Walau Ken tak berani menyentuh tangan wanita itu, tapi ia ikut merasa sedih melihat sang wanita makin merana ia tinggalkan. Namun meninggalkannya adalah demi kewarasan dirinya dan menjaga setia pada Mira.
"Iya, eh ... aku takkan lama." Ken segera menjauh karena tak ingin berlama-lama dalam pelukan sang ratu. Ia mengambil pedang dan ratu memasangkan topinya.
Wanita itu menarik wajah sang pria dalam tangkupan tangannya sambil menyatukan wajah mereka dengan mata terpejam. Ken sedikit terkejut tapi ia maklum. Seorang istri mana yang mau ditinggal dalam waktu lama seperti saat ini. Pria itu jadi berkeinginan ingin menikah dengan Mira secepatnya. Ingin merasakan bagaimana teduhnya tinggal bersama. "Aku pergi dulu ya?"

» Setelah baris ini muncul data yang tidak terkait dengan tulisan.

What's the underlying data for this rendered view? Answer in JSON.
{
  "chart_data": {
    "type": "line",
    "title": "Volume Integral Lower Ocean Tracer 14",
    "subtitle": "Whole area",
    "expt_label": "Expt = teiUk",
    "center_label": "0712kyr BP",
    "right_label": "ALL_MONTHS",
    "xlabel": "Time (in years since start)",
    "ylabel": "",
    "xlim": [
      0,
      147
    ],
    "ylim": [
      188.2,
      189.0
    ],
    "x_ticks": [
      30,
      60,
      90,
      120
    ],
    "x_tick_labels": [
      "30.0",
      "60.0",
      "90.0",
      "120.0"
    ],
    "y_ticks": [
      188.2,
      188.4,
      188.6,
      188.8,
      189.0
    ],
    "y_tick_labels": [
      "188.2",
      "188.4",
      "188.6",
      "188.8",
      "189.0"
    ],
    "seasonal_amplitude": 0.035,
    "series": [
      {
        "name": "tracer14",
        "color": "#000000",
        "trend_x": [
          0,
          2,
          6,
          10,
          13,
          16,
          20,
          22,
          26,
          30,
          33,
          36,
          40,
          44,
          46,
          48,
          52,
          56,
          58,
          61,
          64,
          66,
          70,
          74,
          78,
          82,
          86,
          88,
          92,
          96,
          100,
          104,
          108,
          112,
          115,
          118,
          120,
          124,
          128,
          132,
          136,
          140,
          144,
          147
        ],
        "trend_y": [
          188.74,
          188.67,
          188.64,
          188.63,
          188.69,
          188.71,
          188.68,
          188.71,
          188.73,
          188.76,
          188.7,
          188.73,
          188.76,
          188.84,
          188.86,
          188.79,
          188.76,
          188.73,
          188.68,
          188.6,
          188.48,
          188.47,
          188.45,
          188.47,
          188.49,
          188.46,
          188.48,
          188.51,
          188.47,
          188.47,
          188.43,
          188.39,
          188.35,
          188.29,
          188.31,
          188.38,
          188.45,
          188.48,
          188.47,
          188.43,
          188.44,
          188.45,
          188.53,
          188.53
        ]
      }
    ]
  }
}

"Mmh." Sang ratu melepasnya dengan mata yang berkaca-kaca membuat Ken salah tingkah.
Keduanya kemudian keluar ruangan dan bergerak menuju selasar. Di sanalah raja di tunggu oleh pasukan dan Mira. Ken sedikit canggung di depan wanitanya karena datang dengan ratu. "Eh, semua apa sudah siap?"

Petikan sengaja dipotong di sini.